I was alarmed that these young women couldn’t recognize a fact that seemed clear to me.  We were not ( and are definitely not now) living in the same economic climate.  My class was assigned Stephanie Coontz‘s The Way We Never Were: American Families and the Nostalgia Trap for the semester and Coontz compares the climate post WWII with the contemporary economic landscape prior to last fall’s economic house of cards being blown down (the signs were there for quite some time).  Post WWII saw growing infrastructure, investment and production in the United States. We can’t even compare to the economic state experienced at this time.

But, it was realistic for these young women and, really, I’m not surprised when I think about it further.  These teenagers had grown up in a similar cultural climate as women during the post WWII era in which domestic propaganda was unleashed in high volumes to urge women out of the work force and back in the home.  These teens had grown up in the conservative Bush climate for 8 years in which “family values” and religion had been tossed around with ever increasing frequency, television shows promoted endless consumption and the dumbing down of the American female, and becoming obsessed with the baby bump and celebrity marriages to the point that a public female figure was always asked about her marriage, cooking skills and highlighted her desire to be a mom.  Celebrity career second, natch.

Deborah Siegel‘s article confirms what many of us have know for quite some time: even if we, as women, wanted to stay at home to bake sagging cakes, birth and bathe babies and have an afternoon snack of tranquilizers, WE CAN’T AFFORD IT! “Traditional” (this is in quotes because upon cross-cultural and historical investigation it becomes clear that there’s nothing traditional or normative of these gender roles or the fallacy of the nuclear family) gender roles can’t be supported or sustained in this economy.  In fcat, they were not sustained for long.  By the 1970s women were launched into action by many variables including (surprise??) the economy.
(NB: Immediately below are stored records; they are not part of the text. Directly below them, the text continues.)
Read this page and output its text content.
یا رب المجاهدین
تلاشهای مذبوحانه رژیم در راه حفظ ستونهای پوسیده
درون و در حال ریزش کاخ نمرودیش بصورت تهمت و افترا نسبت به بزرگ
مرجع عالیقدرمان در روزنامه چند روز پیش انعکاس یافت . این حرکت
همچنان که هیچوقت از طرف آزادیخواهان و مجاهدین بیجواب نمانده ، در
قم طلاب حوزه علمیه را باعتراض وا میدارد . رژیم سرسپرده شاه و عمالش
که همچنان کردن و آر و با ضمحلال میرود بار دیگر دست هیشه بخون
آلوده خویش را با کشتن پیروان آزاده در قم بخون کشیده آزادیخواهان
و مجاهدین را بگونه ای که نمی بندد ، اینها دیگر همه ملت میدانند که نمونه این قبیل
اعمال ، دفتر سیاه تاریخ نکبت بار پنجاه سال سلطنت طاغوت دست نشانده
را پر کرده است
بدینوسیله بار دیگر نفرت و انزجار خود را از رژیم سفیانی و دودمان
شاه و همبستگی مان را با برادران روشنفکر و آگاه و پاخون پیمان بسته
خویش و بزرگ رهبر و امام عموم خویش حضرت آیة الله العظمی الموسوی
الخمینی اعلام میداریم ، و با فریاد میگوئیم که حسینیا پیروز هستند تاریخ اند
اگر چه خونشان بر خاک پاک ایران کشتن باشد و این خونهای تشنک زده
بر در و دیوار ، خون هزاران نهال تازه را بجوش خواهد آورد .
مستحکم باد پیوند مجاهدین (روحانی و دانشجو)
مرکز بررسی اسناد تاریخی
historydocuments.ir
I wonder about these young women in that other class.  What are they dreaming of now or are they planning for their future by being practical?  We can’t all marry a millionaire despite the claims that is is possible.

Siegel:

Remember that economic downturn of the 1970s?  It was part of what catapulted egalitarianism into the future.  Women went to work in droves because of a change in the culture — but for economic reasons, too.  Feminism and recession have gone hand in glove.  So if these Times couples come across as anachronisms, it’s because, statistically, they are.  They are operating from a model that is no longer widely popular in part because it no longer works — especially in times like these.

Could it be that the Times meant to provoke?  Because the gender mythology that courses through the article is as irksome as the class fantasy it conveys.  Says Framingham State College sociologist Virginia Rutter, “The reason why reading an article like this one is so galling isn’t because we resent the rich — but hey, it is a little galling to read about the people who have to curb their luxury vacations to luxury weekends — but because the suffering we are experiencing is a consequence of the privilege the guys on top were enjoying.”  In other words, these couples’ traditional gender roles were “purchased” through inflated Bush-era incomes that allowed executive wives to opt out of the workforce and hire a nanny too.

For couples like the Berrys, downsizing means replacing that fulltime nanny with a more “cost-effective” au pair and thinking about schools other than Harvard for the kids.  Loss is relative, and the Berrys’ pain is no less real than mine. However, highlighting such stories accentuates the gap between the haves and have-lesses.  I’d rather see stories with a wider range of families, a more realistic sample, portrayed. Recession is a leveler, and it’d be nice to see more level coverage.